Пароход опять повернул; гора закрыла лощину и сама стала удаляться. Новый поворот, опять пятно света вдали, все слабее, все меньше, и скоро уже трудно было угадать самое место, где находилось ущелье и деревенька. Жигули развертывали все новые, однообразные очертания, молчаливые, безлюдные и пустые.
А назади ночная мгла стирала последние признаки оставленных мест.
— Да-да, вот она, полоса жизни! — раздался вдруг в темноте задумчивый и выразительный возглас Алымова.
Его спутники не ответили. Было что-то невыразимо грустное в этой полоске берега, все более поглощаемого мглой…
Некоторое время на корме длилось молчание. Потом Алымов встал и подошел к девушке.
— Фленушка, Флена Ивановна, — заговорил он нежно, наклоняясь над ней. — Ну, не плачьте, голубушка, художник Алымов не может видеть ваших слез, ну, право же, право, у художника Алымова поворачивается сердце…

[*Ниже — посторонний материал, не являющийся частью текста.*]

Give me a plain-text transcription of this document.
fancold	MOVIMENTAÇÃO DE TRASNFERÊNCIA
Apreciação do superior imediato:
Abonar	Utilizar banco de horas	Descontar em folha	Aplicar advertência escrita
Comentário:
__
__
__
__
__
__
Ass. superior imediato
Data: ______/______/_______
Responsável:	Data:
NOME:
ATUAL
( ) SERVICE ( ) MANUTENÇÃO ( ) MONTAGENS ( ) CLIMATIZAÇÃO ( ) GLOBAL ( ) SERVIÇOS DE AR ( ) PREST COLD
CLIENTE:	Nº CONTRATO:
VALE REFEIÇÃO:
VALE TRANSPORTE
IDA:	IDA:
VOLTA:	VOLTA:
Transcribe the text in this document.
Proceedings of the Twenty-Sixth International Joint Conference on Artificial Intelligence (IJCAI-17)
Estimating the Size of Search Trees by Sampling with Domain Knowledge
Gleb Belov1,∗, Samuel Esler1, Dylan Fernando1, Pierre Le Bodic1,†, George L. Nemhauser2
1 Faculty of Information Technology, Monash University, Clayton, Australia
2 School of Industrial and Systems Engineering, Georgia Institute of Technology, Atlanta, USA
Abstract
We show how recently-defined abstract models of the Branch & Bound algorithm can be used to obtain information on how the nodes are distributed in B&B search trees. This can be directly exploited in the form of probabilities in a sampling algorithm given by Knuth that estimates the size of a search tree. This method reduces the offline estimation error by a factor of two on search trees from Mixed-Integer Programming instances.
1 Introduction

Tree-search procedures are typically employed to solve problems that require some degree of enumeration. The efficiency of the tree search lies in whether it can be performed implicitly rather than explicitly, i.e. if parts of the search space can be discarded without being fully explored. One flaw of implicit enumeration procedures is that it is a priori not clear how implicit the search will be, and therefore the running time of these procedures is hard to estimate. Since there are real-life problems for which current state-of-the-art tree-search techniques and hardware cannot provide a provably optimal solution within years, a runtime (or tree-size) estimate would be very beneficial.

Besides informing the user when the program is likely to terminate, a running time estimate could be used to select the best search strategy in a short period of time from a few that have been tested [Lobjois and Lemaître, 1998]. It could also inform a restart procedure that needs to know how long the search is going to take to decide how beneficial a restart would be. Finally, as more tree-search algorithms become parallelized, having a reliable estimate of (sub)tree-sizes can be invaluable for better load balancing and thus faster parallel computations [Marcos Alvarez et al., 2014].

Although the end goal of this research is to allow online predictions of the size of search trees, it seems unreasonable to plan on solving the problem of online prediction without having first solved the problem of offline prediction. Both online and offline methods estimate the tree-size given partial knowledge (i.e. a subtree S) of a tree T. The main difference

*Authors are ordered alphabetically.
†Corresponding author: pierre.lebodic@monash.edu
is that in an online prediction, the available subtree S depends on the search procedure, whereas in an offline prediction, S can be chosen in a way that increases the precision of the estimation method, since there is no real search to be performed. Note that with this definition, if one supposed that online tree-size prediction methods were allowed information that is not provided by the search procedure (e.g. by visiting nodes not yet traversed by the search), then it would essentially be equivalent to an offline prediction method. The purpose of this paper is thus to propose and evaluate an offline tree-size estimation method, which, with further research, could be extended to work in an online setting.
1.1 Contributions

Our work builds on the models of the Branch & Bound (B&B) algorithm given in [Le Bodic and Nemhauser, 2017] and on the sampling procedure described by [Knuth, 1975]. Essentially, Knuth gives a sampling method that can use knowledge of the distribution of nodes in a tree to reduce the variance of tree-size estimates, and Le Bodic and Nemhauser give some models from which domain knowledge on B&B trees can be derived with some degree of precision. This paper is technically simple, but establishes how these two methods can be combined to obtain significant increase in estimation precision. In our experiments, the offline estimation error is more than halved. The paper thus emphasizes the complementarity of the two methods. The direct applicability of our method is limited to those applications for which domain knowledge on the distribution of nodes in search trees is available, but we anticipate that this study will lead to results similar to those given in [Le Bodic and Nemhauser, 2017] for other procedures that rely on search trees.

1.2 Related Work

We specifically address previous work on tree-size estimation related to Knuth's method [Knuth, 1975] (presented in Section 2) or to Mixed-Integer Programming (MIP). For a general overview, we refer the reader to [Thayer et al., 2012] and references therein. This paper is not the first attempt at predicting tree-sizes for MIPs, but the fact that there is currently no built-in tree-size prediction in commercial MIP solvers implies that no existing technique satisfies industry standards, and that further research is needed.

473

Он еще ниже наклонился над девушкой.
— Вы не верите, вы думаете, что Алымов только и умеет смеяться… Ах, Фленушка, Фленушка! Если бы вы могли заглянуть Алымову в душу… Но вы не хотите, вам это зрелище не интересно… Бог с вами. А я все-таки скажу вам то, что хотел сказать еще утром. Если бы вы… когда-нибудь… Нет, не выходит, — прервал он себя грустно. — Ну, все равно. Когда-то, Фленушка, вы, кажется, считали меня другом. Так вот, на правах старого друга я скажу вам: всего лучше было бы вам бросить Романыча на произвол судьбы и итти себе своей дорогой.
Романыч желчно засмеялся.
— И смеется-то скверно, — кинул в его сторону Алымов. — Ну, вспомните, голубушка, оглянитесь хоть немного. Ведь он вел себя с вами как последний дурак и тупица: ломит под пароход, о вас думает столько же, сколько о самоварной трубе, которая нашла вечное успокоение в пучине.
До сих пор Алымов говорил серьезно. Но воспоминание о печальной участи трубы, повидимому, представило слишком сильное искушение. Он захохотал, откинув голову, и потом сказал виновато и грустно:
— Опять этот проклятый смех… Это прямо несчастье моей жизни! Ну, до свидания, дети мои. Все я говорил не то, что нужно. Берите у жизни, что дается, и… примите благословение художника Алымова… Об Алымове же ведайте, что его, в случае надобности, найдете в буфете.
Он засмеялся совсем весело, и его шляпа исчезла из пределов моего зрения.
— Шут гороховый, — злобно сказал Романыч, в свою очередь подходя к девушке. Я слушал, улыбаясь, полукомические объяснения Алымова, но теперь дальнейшее подслушивание мне показалось неуместным, и я отошел от кормы. Когда, пройдя вдоль палубы, я опять подошел к этому месту, у казенки никого уже не было.
Зато на пароходе ясно сказывалось присутствие живого и беспокойного человека. Через несколько минут Алымов сошелся с компанией молодых людей, вяло изнывавших во втором классе, появился с ними у буфета и организовал на корме импровизированный хор. Концерт вышел довольно оригинальный. На небольшом пространстве, освещенном электрической лампочкой, теснилась кучка молодежи; на фоне темной реки рисовались широкие шляпы, форменные фуражки, порой старое пальтишко, то опять молодцевато выпяченная грудь с блестящими пуговицами. Молодые голоса летели в темноту и отдавались в сонных ущельях, а ритмический плеск воды за кормой аккомпанировал пению…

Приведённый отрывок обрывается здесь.